A blocking mutex is different from a spin lock in that if you want to acquire the lock, instead of looping until you get it, the OS will put you to "sleep" when you want to acquire it and wake you up when there's a good chance you will. In the meantime, another process/thread can run while you block.

We'll use the following implementation for our blocking mutex with acquire and release functions:

typedef struct {
     lock_t l;
     bool locked;
     thread_t *blocked_list;
};

void acquire(bmutex_t *b){
     lock(&b->l);
     while(b->locked){
         thread_t *l = b->blocked_list;
         b->blocked_list = self;
         self->runnable = false;
         self->next = l;
         unlock(&b->l);
         yield();
         lock(&b->l);
     }
     b->locked = true;
     unlock(&b->l);
}

void release(bmutex_t *b){
     lock(&b->l);
     b->locked = false;
     thread_t *next = b->blocked_list;
     if(next){
         next->runnable = true;
         b->blocked_list = next->next;
     }
     unlock(&b->l);
}

A more general blocking mutex is called a semaphore which is a blocking mutex with arity greater than or equal to one. For example, we may want a semaphore which restricts the number of people logged in to a website to 10. A blocking mutex is also known as a binary semaphore.

With our blocking mutex, we can change our pipe to incorporate them instead of just a spin lock. This further reduces spinning in our read and write functions.

Performance issue: The OS can't tell the difference between readers and writers. We may encounter performance problems if the number readers and writers are very lopsided.

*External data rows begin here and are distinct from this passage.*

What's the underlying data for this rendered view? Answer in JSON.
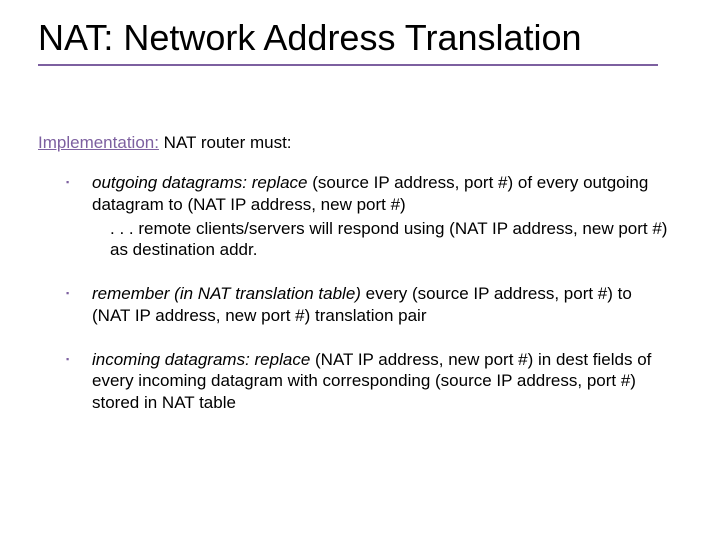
{
  "title": "NAT: Network Address Translation",
  "subtitle_label": "Implementation:",
  "subtitle_rest": " NAT router must:",
  "bullets": [
    {
      "lead": "outgoing datagrams: replace",
      "rest": " (source IP address, port #) of every outgoing datagram to (NAT IP address, new port #)",
      "sub": ". . . remote clients/servers will respond using (NAT IP address, new port #) as destination addr."
    },
    {
      "lead": "remember (in NAT translation table)",
      "rest": " every (source IP address, port #)  to (NAT IP address, new port #) translation pair",
      "sub": ""
    },
    {
      "lead": "incoming datagrams: replace",
      "rest": " (NAT IP address, new port #) in dest fields of every incoming datagram with corresponding (source IP address, port #) stored in NAT table",
      "sub": ""
    }
  ]
}
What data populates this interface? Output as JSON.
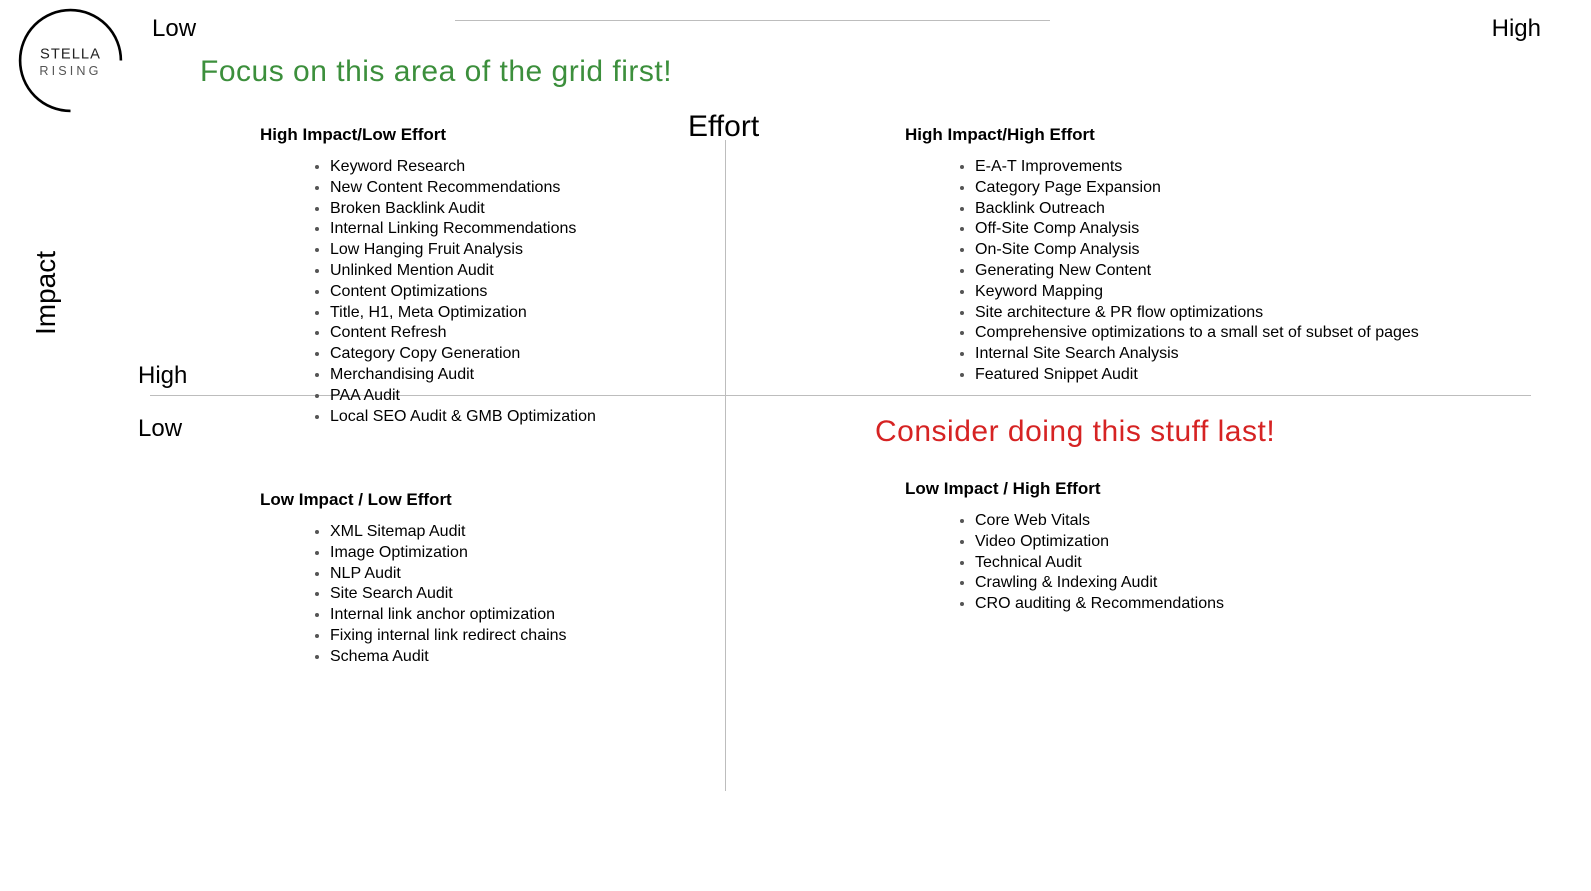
{
  "logo": {
    "top": "STELLA",
    "bottom": "RISING"
  },
  "axis": {
    "effort_low": "Low",
    "effort_high": "High",
    "effort_label": "Effort",
    "impact_label": "Impact",
    "impact_high": "High",
    "impact_low": "Low"
  },
  "callouts": {
    "focus": "Focus on this area of the grid first!",
    "last": "Consider doing this stuff last!"
  },
  "quadrants": {
    "tl": {
      "title": "High Impact/Low Effort",
      "items": [
        "Keyword Research",
        "New Content Recommendations",
        "Broken Backlink Audit",
        "Internal Linking Recommendations",
        "Low Hanging Fruit Analysis",
        "Unlinked Mention Audit",
        "Content Optimizations",
        "Title, H1, Meta Optimization",
        "Content Refresh",
        "Category Copy Generation",
        "Merchandising Audit",
        "PAA Audit",
        "Local SEO Audit & GMB Optimization"
      ]
    },
    "tr": {
      "title": "High Impact/High Effort",
      "items": [
        "E-A-T Improvements",
        "Category Page Expansion",
        "Backlink Outreach",
        "Off-Site Comp Analysis",
        "On-Site Comp Analysis",
        "Generating New Content",
        "Keyword Mapping",
        "Site architecture & PR flow optimizations",
        "Comprehensive optimizations to a small set of subset of pages",
        "Internal Site Search Analysis",
        "Featured Snippet Audit"
      ]
    },
    "bl": {
      "title": "Low Impact / Low Effort",
      "items": [
        "XML Sitemap Audit",
        "Image Optimization",
        "NLP Audit",
        "Site Search Audit",
        "Internal link anchor optimization",
        "Fixing internal link redirect chains",
        "Schema Audit"
      ]
    },
    "br": {
      "title": "Low Impact / High Effort",
      "items": [
        "Core Web Vitals",
        "Video Optimization",
        "Technical Audit",
        "Crawling & Indexing Audit",
        "CRO auditing & Recommendations"
      ]
    }
  }
}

To help remedy this, we'll introduce condition variables into our pipe struct. Condition variables represent a condition the application is in interested. For example, "Is the pipe empty?" or "Is the pipe full?" in our case. We implement this by adding the following lines of code to our pipe struct:
condvar_t nonempty;
condvar_t nonfull;

Now, at the end of our write_pipe function we can add the line notify(&p->nonfull), and at the end of our read_pipe function we can add the line notify(&p->nonempty). This will help increase performance by letting the OS know that readers will have work to do when the pipe is nonfull and writers have work to do when the pipe is nonempty.

Deadlock

Deadlock occurs when processes/threads are waiting on each other in order to progress. If we have two threads A and B, for example, and A is waiting on B, but B is also waiting on A, then no work gets done and we have deadlock.

Deadlock Example:
Imagine we have a new function called splice which takes two file descriptors. When you read from one fd, it will automatically write to the other one. This seems to simplify our use of pipes. What's the problem though?

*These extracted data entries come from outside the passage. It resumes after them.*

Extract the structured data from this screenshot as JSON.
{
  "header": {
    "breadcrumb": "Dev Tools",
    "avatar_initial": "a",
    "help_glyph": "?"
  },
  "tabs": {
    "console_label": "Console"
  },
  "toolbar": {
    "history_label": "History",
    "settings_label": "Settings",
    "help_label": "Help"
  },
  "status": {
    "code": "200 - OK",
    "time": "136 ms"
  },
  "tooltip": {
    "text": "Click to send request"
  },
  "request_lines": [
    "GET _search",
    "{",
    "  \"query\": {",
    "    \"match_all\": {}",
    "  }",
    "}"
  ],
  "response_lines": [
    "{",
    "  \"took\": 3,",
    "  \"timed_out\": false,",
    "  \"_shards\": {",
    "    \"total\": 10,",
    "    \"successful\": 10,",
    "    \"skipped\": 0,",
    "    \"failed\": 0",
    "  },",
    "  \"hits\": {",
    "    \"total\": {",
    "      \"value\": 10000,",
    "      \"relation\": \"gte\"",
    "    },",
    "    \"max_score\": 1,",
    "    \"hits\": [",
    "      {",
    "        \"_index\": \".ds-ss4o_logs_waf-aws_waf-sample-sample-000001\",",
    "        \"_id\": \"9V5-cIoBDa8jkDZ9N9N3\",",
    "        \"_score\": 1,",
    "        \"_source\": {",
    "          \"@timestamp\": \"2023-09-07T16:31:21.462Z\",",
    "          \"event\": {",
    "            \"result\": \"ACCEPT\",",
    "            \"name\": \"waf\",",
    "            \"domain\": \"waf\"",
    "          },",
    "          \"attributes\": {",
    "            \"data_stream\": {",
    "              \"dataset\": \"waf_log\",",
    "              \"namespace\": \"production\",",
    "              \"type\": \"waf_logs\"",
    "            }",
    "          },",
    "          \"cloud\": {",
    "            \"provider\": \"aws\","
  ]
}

Let's say we have two threads, which both need to lock the file descriptors fd0 and fd1 in order to call splice. Thread A calls splice(fd0, fd1) and thread B calls splice(fd1, fd0). If both threads are executing at the same time and lock file descriptors in the order of the list of arguments to the function, we may run into the scenario where A has a lock on fd0, and B has a lock on fd1. Both will try to to lock the file descriptor they don't have but will wait forever since the other thread has it. This is a simple example of deadlock.